THE AUDITORY MODELING TOOLBOX

Applies to version: 1.2.0

View the help

Go to function

RELANOIBORRA2019_FEATUREEXTRACTION - Creates internal representation based on Relano-Iborra et al. (2019)

Program code:

function [outsig_mfb, fc_mod, outsig_afb, fc] = relanoiborra2019_featureextraction(insig, fs, varargin)
%RELANOIBORRA2019_FEATUREEXTRACTION Creates internal representation based on Relano-Iborra et al. (2019)
%   Usage: [out, varargout] = relanoiborra2019_featureextraction(insig, fs, varargin)
%          [out, varargout] = relanoiborra2019_featureextraction(insig, fs, flow, fhigh, varargin)
%
%
%   Input parameters:
%     insig      :  signal to be processed
%     fs         :  Sampling frequency
%     flow       :  lowest center frequency of auditory filterbank
%     fhigh      :  highest center frequency of auditory filterbank
%     sbj        :  subject profile for drnl definition
%
%   Output parameters:
%     out        : correlation metric structure inlcuding
%
%   The out struct contains the following fields:
%
%     .dint         correlation values for each modulation band
%
%     .dsegments    correlation values from each time window and mod. band.
%
%     .dfinal       final (averaged) correlation
%
%
%     This script builds the internal representations of the template and target signals
%     according to the CASP model (see references).
%     The code is based on previous versions of authors: Torsten Dau, Morten
%     Loeve Jepsen, Boris Kowalesky and Peter L. Soendergaard
%
%     The model has been optimized to work with speech signals, and the
%     preprocesing and variable names follow this principle.

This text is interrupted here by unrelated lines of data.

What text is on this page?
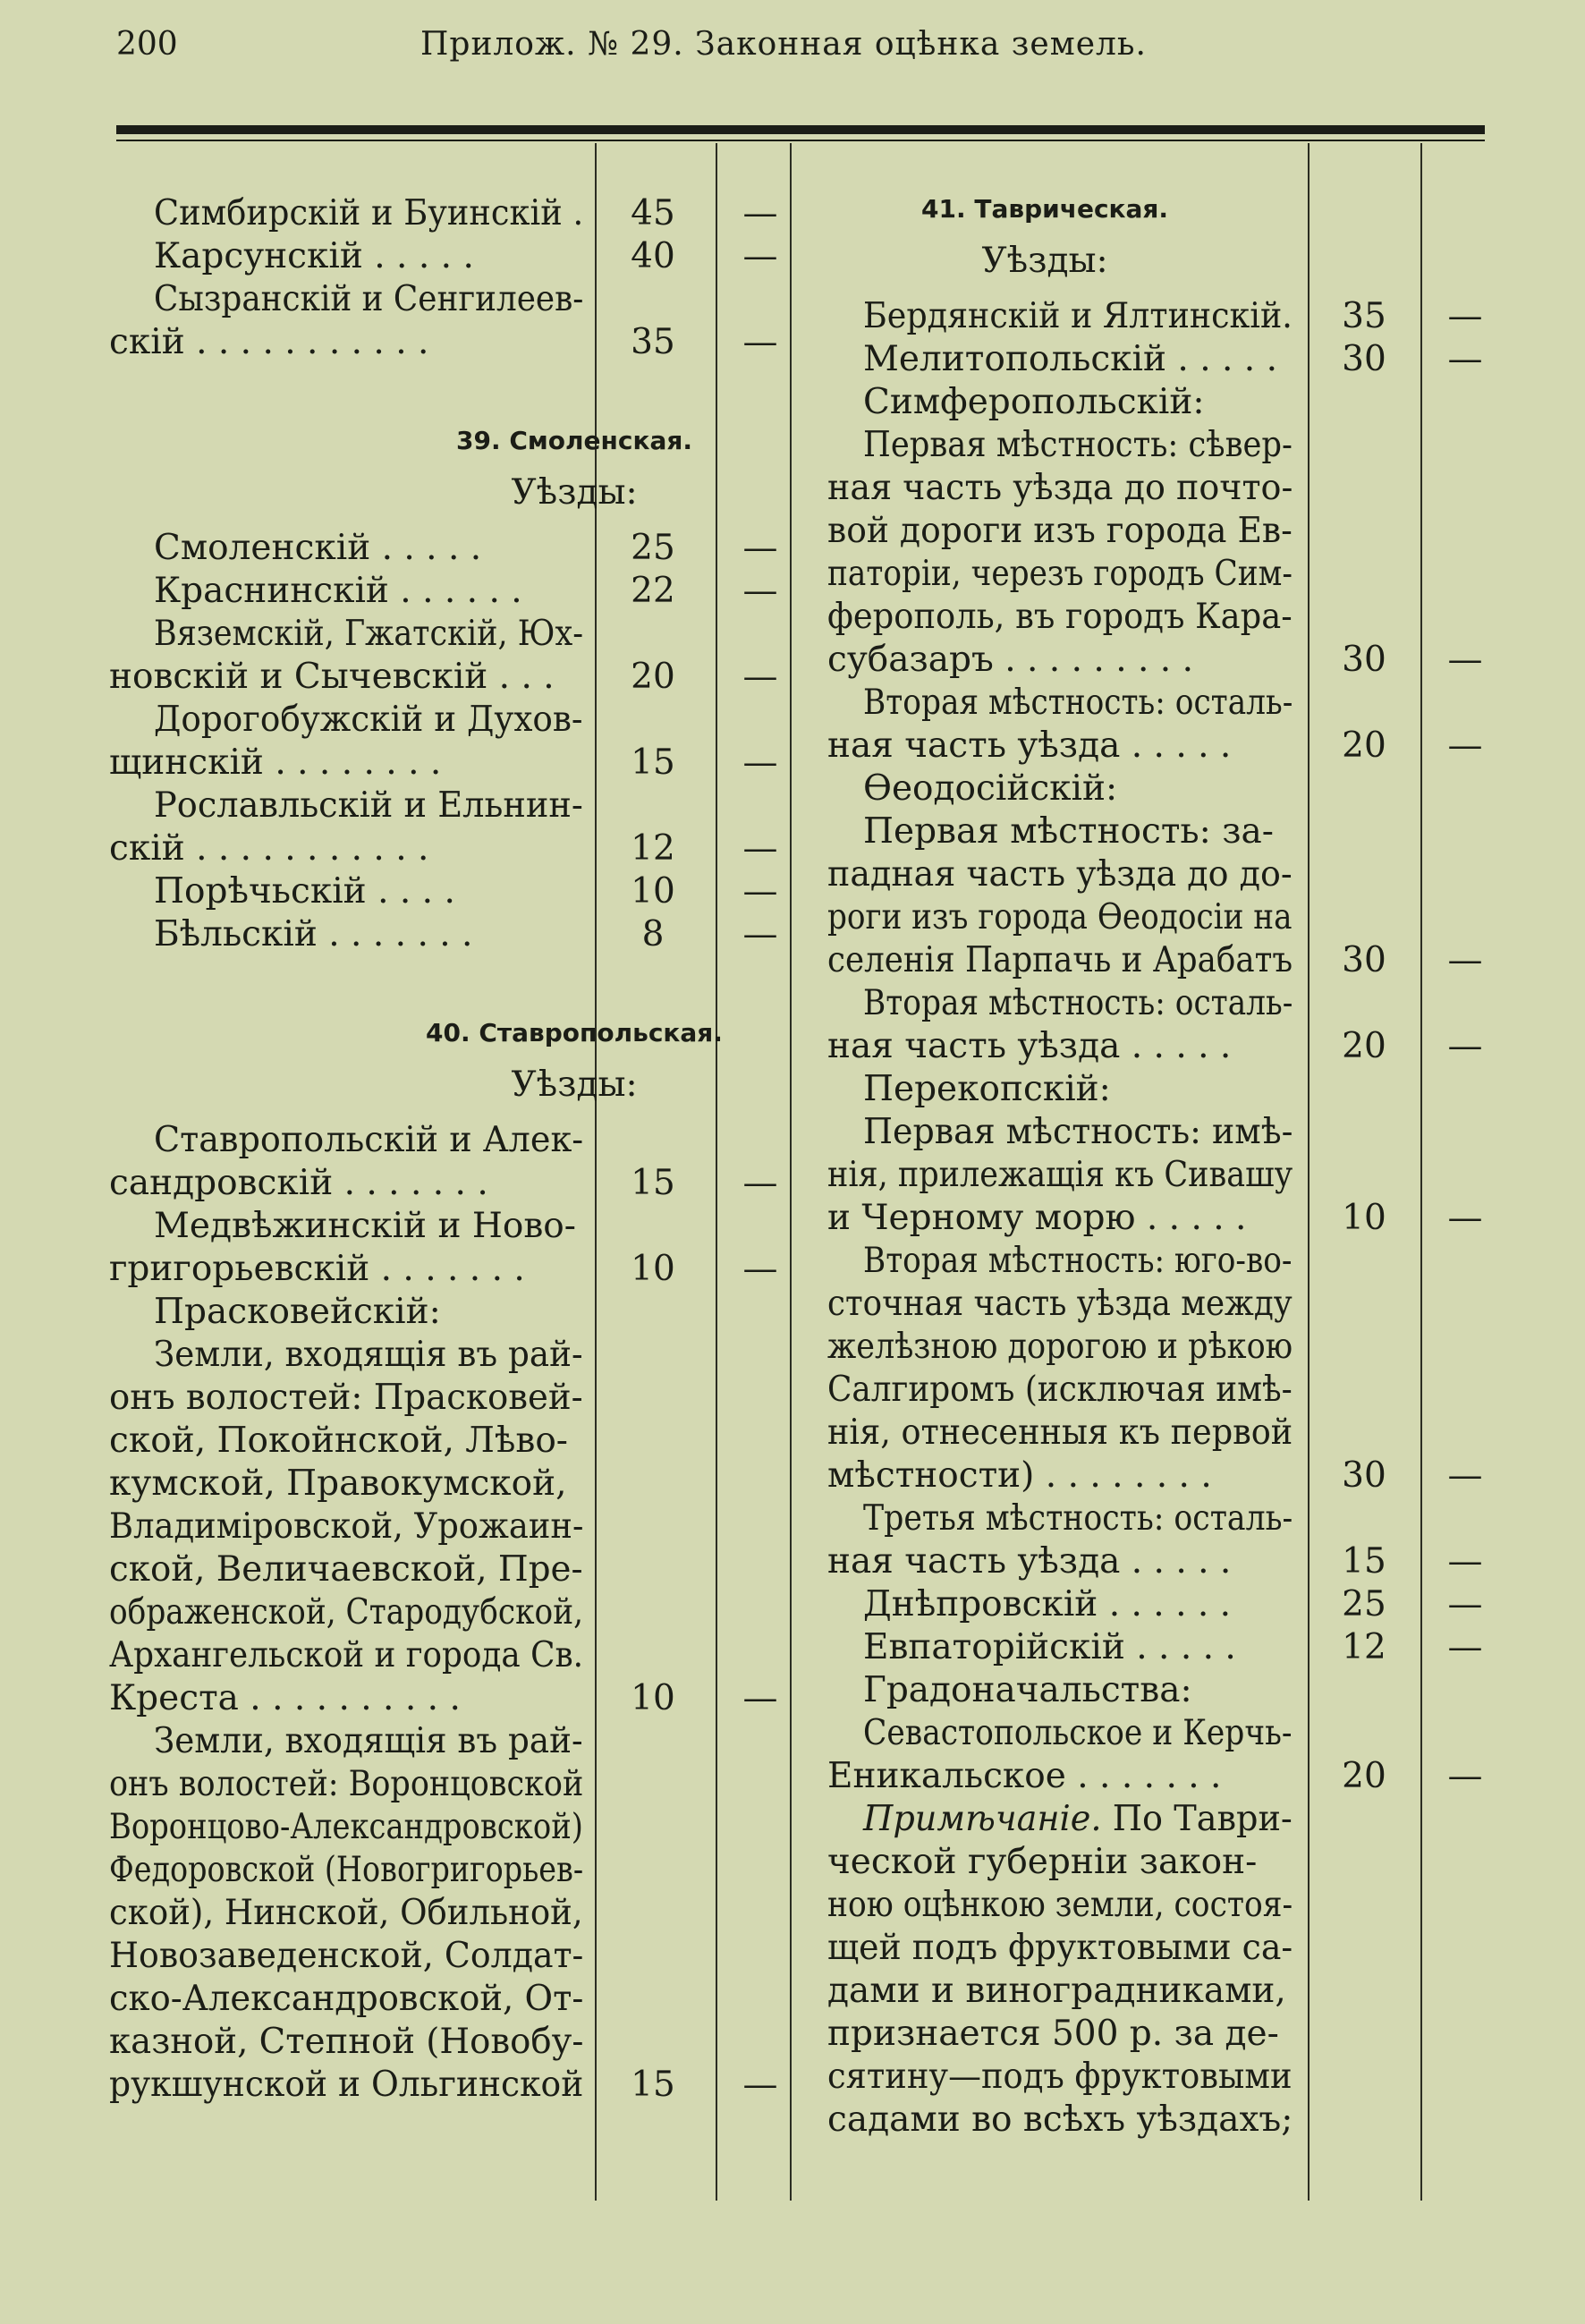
200	Прилож. № 29. Законная оцѣнка земель.
Симбирскій и Буинскій .	45	—
Карсунскій . . . . .	40	—
Сызранскій и Сенгилеев-
скій . . . . . . . . . . .	35	—
39. Смоленская.
Уѣзды:
Смоленскій . . . . .	25	—
Краснинскій . . . . . .	22	—
Вяземскій, Гжатскій, Юх-
новскій и Сычевскій . . .	20	—
Дорогобужскій и Духов-
щинскій . . . . . . . .	15	—
Рославльскій и Ельнин-
скій . . . . . . . . . . .	12	—
Порѣчьскій . . . .	10	—
Бѣльскій . . . . . . .	8	—
40. Ставропольская.
Уѣзды:
Ставропольскій и Алек-
сандровскій . . . . . . .	15	—
Медвѣжинскій и Ново-
григорьевскій . . . . . . .	10	—
Прасковейскій:
Земли, входящія въ рай-
онъ волостей: Прасковей-
ской, Покойнской, Лѣво-
кумской, Правокумской,
Владиміровской, Урожаин-
ской, Величаевской, Пре-
ображенской, Стародубской,
Архангельской и города Св.
Креста . . . . . . . . . .	10	—
Земли, входящія въ рай-
онъ волостей: Воронцовской
Воронцово-Александровской)
Федоровской (Новогригорьев-
ской), Нинской, Обильной,
Новозаведенской, Солдат-
ско-Александровской, От-
казной, Степной (Новобу-
рукшунской и Ольгинской	15	—
41. Таврическая.
Уѣзды:
Бердянскій и Ялтинскій.	35	—
Мелитопольскій . . . . .	30	—
Симферопольскій:
Первая мѣстность: сѣвер-
ная часть уѣзда до почто-
вой дороги изъ города Ев-
паторіи, черезъ городъ Сим-
ферополь, въ городъ Кара-
субазаръ . . . . . . . . .	30	—
Вторая мѣстность: осталь-
ная часть уѣзда . . . . .	20	—
Өеодосійскій:
Первая мѣстность: за-
падная часть уѣзда до до-
роги изъ города Өеодосіи на
селенія Парпачь и Арабатъ	30	—
Вторая мѣстность: осталь-
ная часть уѣзда . . . . .	20	—
Перекопскій:
Первая мѣстность: имѣ-
нія, прилежащія къ Сивашу
и Черному морю . . . . .	10	—
Вторая мѣстность: юго-во-
сточная часть уѣзда между
желѣзною дорогою и рѣкою
Салгиромъ (исключая имѣ-
нія, отнесенныя къ первой
мѣстности) . . . . . . . .	30	—
Третья мѣстность: осталь-
ная часть уѣзда . . . . .	15	—
Днѣпровскій . . . . . .	25	—
Евпаторійскій . . . . .	12	—
Градоначальства:
Севастопольское и Керчь-
Еникальское . . . . . . .	20	—
Примѣчаніе. По Таври-
ческой губерніи закон-
ною оцѣнкою земли, состоя-
щей подъ фруктовыми са-
дами и виноградниками,
признается 500 р. за де-
сятину—подъ фруктовыми
садами во всѣхъ уѣздахъ;
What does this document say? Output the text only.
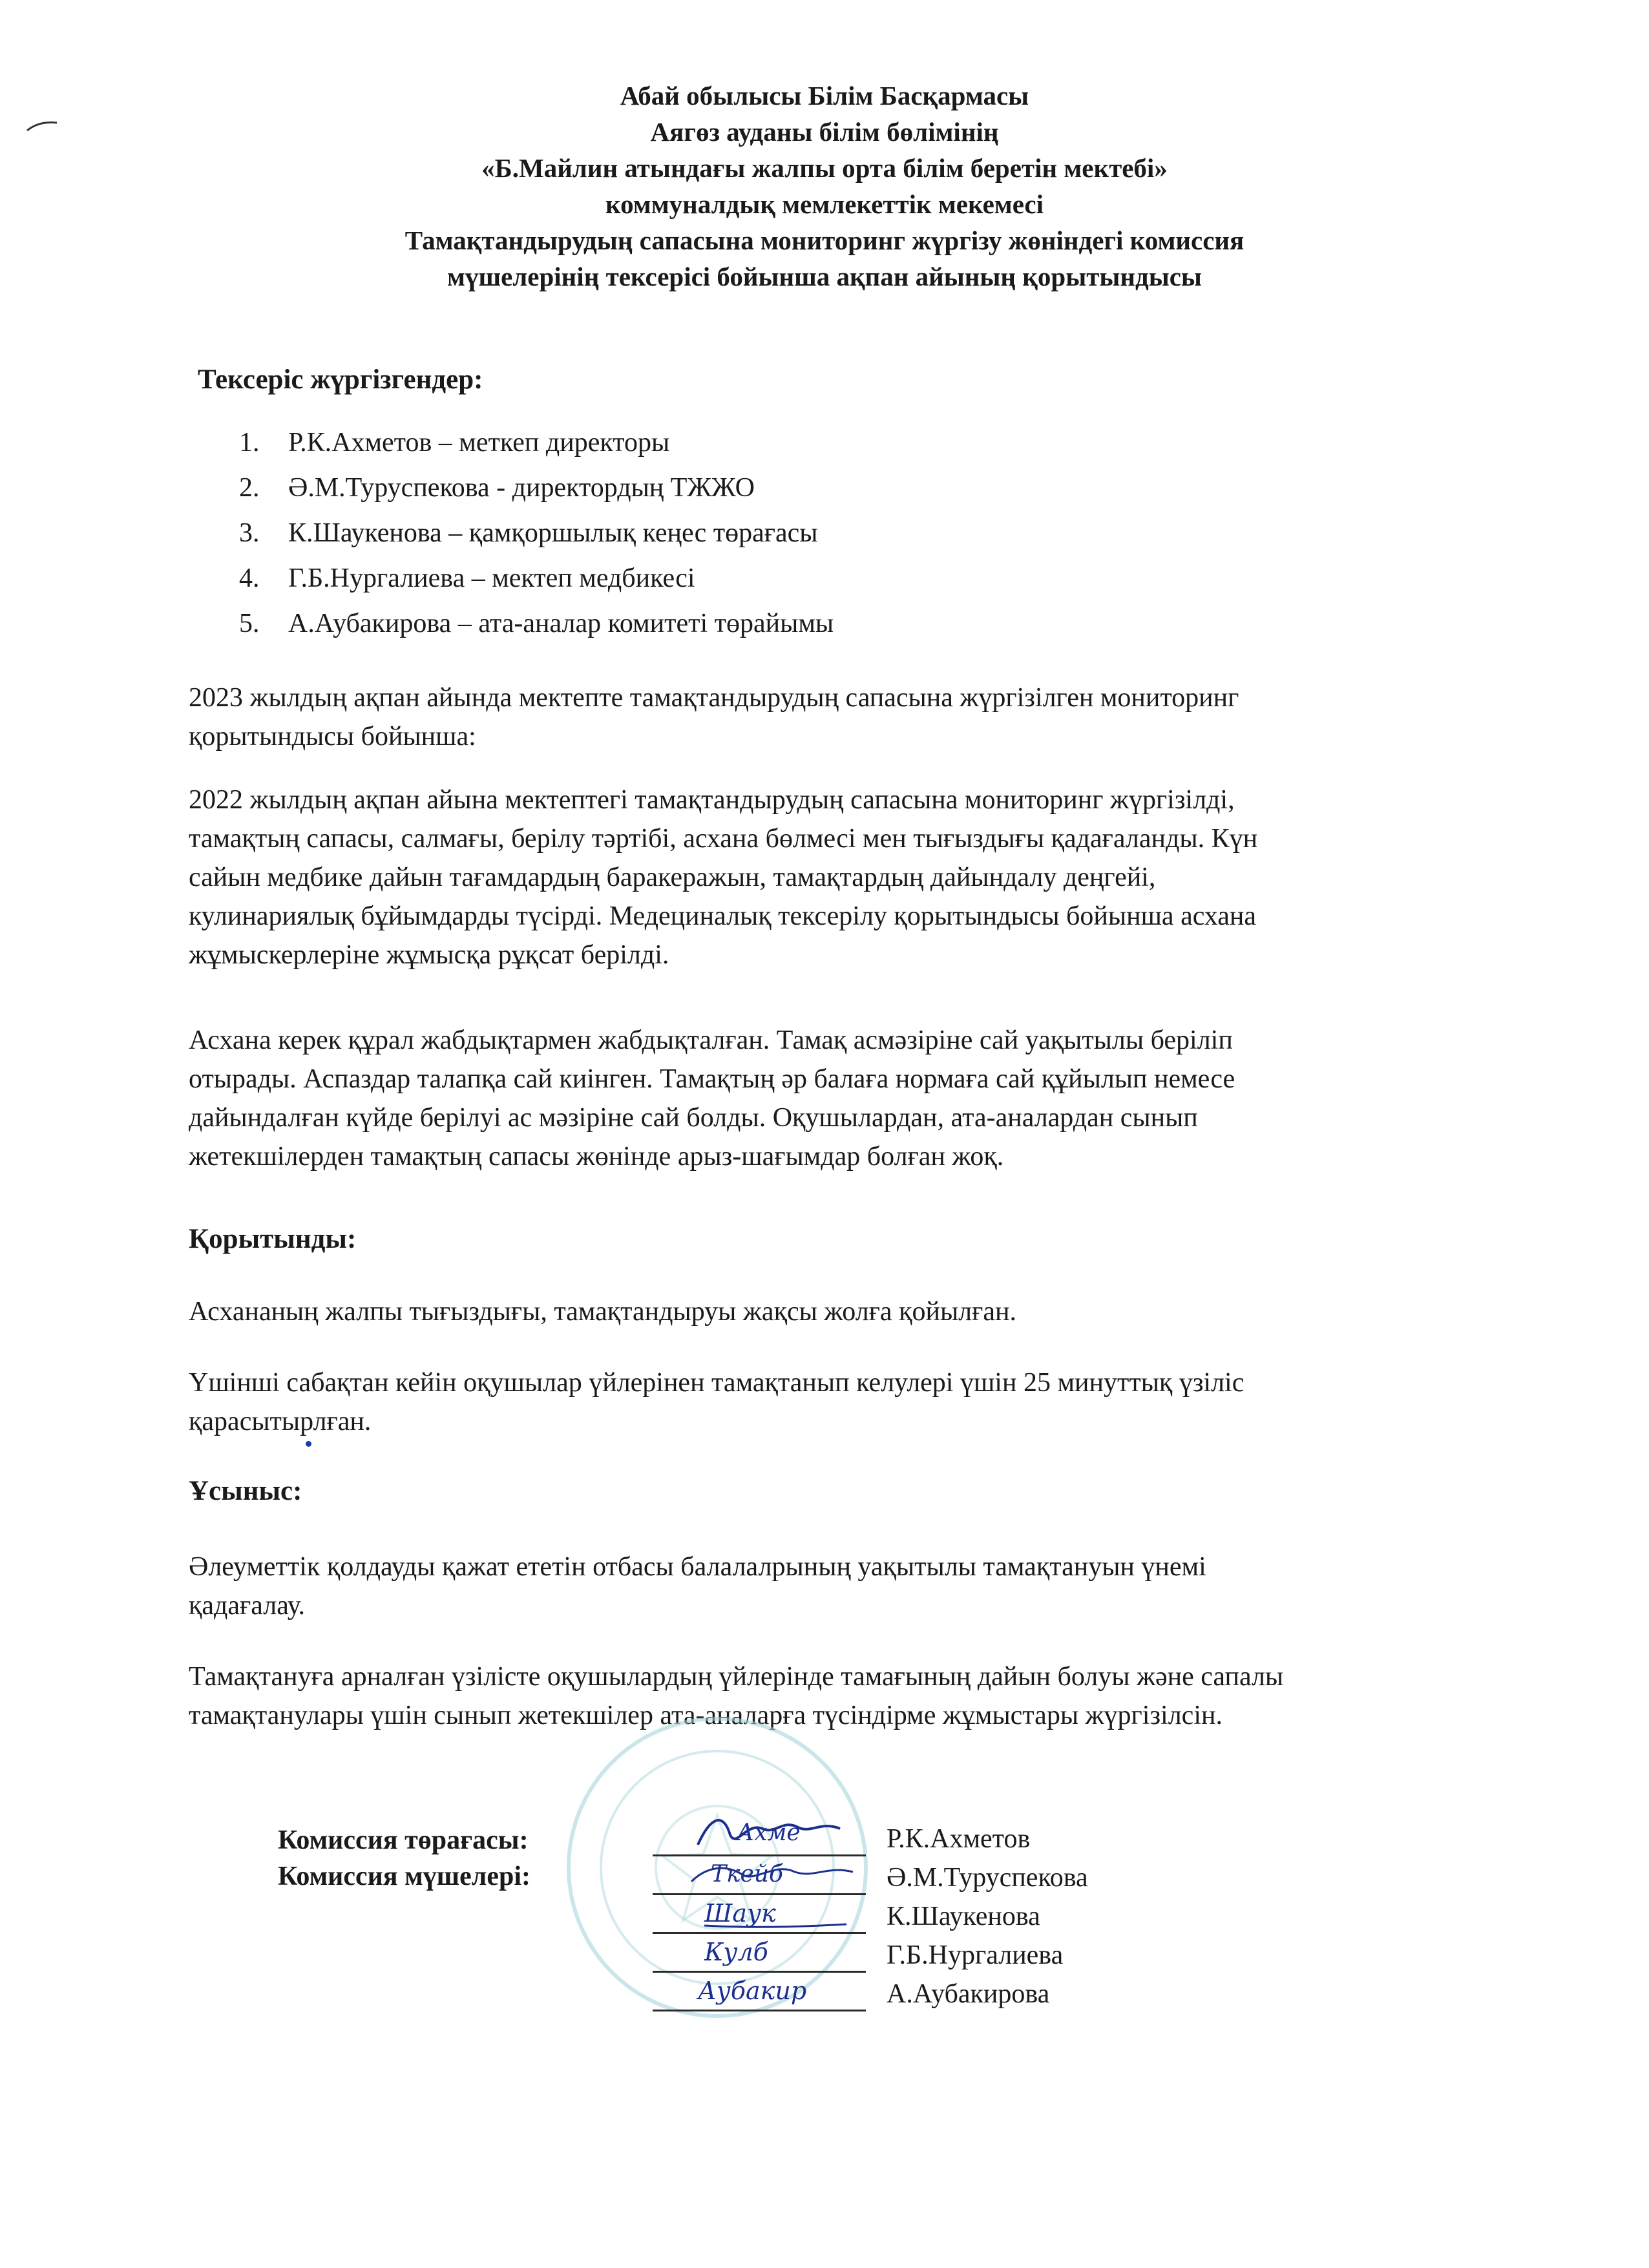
Абай обылысы Білім Басқармасы
Аягөз ауданы білім бөлімінің
«Б.Майлин атындағы жалпы орта білім беретін мектебі»
коммуналдық мемлекеттік мекемесі
Тамақтандырудың сапасына мониторинг жүргізу жөніндегі комиссия
мүшелерінің тексерісі бойынша ақпан айының қорытындысы
Тексеріс жүргізгендер:
1. Р.К.Ахметов – меткеп директоры
2. Ә.М.Туруспекова - директордың ТЖЖО
3. К.Шаукенова – қамқоршылық кеңес төрағасы
4. Г.Б.Нургалиева – мектеп медбикесі
5. А.Аубакирова – ата-аналар комитеті төрайымы

2023 жылдың ақпан айында мектепте тамақтандырудың сапасына жүргізілген мониторинг
қорытындысы бойынша:

2022 жылдың ақпан айына мектептегі тамақтандырудың сапасына мониторинг жүргізілді,
тамақтың сапасы, салмағы, берілу тәртібі, асхана бөлмесі мен тығыздығы қадағаланды. Күн
сайын медбике дайын тағамдардың баракеражын, тамақтардың дайындалу деңгейі,
кулинариялық бұйымдарды түсірді. Медециналық тексерілу қорытындысы бойынша асхана
жұмыскерлеріне жұмысқа рұқсат берілді.

Асхана керек құрал жабдықтармен жабдықталған. Тамақ асмәзіріне сай уақытылы беріліп
отырады. Аспаздар талапқа сай киінген. Тамақтың әр балаға нормаға сай құйылып немесе
дайындалған күйде берілуі ас мәзіріне сай болды. Оқушылардан, ата-аналардан сынып
жетекшілерден тамақтың сапасы жөнінде арыз-шағымдар болған жоқ.

Қорытынды:

Асхананың жалпы тығыздығы, тамақтандыруы жақсы жолға қойылған.

Үшінші сабақтан кейін оқушылар үйлерінен тамақтанып келулері үшін 25 минуттық үзіліс
қарасытырлған.

Ұсыныс:

Әлеуметтік қолдауды қажат ететін отбасы балалалрының уақытылы тамақтануын үнемі
қадағалау.

Тамақтануға арналған үзілісте оқушылардың үйлерінде тамағының дайын болуы және сапалы
тамақтанулары үшін сынып жетекшілер ата-аналарға түсіндірме жұмыстары жүргізілсін.

Комиссия төрағасы:
Комиссия мүшелері:
Ахме
Ткейб
Шаук
Кулб
Аубакир
Р.К.Ахметов
Ә.М.Туруспекова
К.Шаукенова
Г.Б.Нургалиева
А.Аубакирова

The model is
%     also designed to work with broadband signals. In order to avoid undesired
%     onset enhancements in the adaptation loops, the model expects to recive a
%     prepaned signal to initialize them.
%
%   References:
%     H. Relaño-Iborra, J. Zaar, and T. Dau. A speech-based computational
%     auditory signal processing and perception model. J. Acoust. Soc. Am.,
%     146(5), 2019.
%     
%     M. Jepsen, S. Ewert, and T. Dau. A computational model of human
%     auditory signal processing and perception. J. Acoust. Soc. Am., 124(1),
%     2008.
%     
%
%   See also: relanoiborra2019
%
%   Url: http://amtoolbox.org/amt-1.2.0/doc/modelstages/relanoiborra2019_featureextraction.php

% Copyright (C) 2009-2022 Piotr Majdak, Clara Hollomey, and the AMT team.
% This file is part of Auditory Modeling Toolbox (AMT) version 1.2.0
%
% This program is free software: you can redistribute it and/or modify
% it under the terms of the GNU General Public License as published by
% the Free Software Foundation, either version 3 of the License, or
% (at your option) any later version.
%
% This program is distributed in the hope that it will be useful,
% but WITHOUT ANY WARRANTY; without even the implied warranty of
% MERCHANTABILITY or FITNESS FOR A PARTICULAR PURPOSE.  See the
% GNU General Public License for more details.
%
% You should have received a copy of the GNU General Public License
% along with this program.  If not, see <http://www.gnu.org/licenses/>.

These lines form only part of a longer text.